How could I prove that $x^2+1$ and $x^4+1$ are irreductible over $\mathbb{Z}/2 \mathbb{Z}$ and $\mathbb{Z}/3 \mathbb{Z}$?

Question

How could I prove that $x^2+1$ and $x^4+1$ are irreductible over $\mathbb{Z}/2 \mathbb{Z}$ and $\mathbb{Z}/3 \mathbb{Z}$?

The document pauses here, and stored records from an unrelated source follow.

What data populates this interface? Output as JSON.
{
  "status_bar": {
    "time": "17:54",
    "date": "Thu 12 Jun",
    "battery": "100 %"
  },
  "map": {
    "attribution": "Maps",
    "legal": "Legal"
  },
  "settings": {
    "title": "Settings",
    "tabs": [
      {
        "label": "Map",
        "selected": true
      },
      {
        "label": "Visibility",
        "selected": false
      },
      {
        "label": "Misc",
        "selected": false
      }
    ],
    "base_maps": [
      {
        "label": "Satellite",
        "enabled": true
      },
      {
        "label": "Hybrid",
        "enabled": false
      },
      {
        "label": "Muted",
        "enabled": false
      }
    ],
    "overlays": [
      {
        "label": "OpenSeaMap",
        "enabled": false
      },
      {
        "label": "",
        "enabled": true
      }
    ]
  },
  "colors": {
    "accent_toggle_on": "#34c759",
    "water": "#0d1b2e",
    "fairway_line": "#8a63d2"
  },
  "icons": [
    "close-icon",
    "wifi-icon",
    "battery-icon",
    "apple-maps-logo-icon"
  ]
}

Theorem : Let $A$ an integral domain and $I$ a proper ideal of $A$. If $f(x) \not \equiv a(x)b(x) (\mod I)$ for any polynomials $a(x)$, $b(x)$ $\in A[x]$ of degree $\in [1, \deg(f))$, then $f(x)$ is irreductible in $A[x]$

I think I have to use this theorem, but I am not certain. Is anyone could help me at this point?

Answer 1

.$x^2+1=x^2+1^2=(x+1)^2$ in $2\mathbb{Z}$

$x^4+1 = (x^2+x+2)(x^2+2x+2)$ in $3\mathbb{Z}$

Neither is irreducible mod it's respective field. In fact, $x^4+1$ is reducible mod $n\mathbb{Z}$ for every $n$!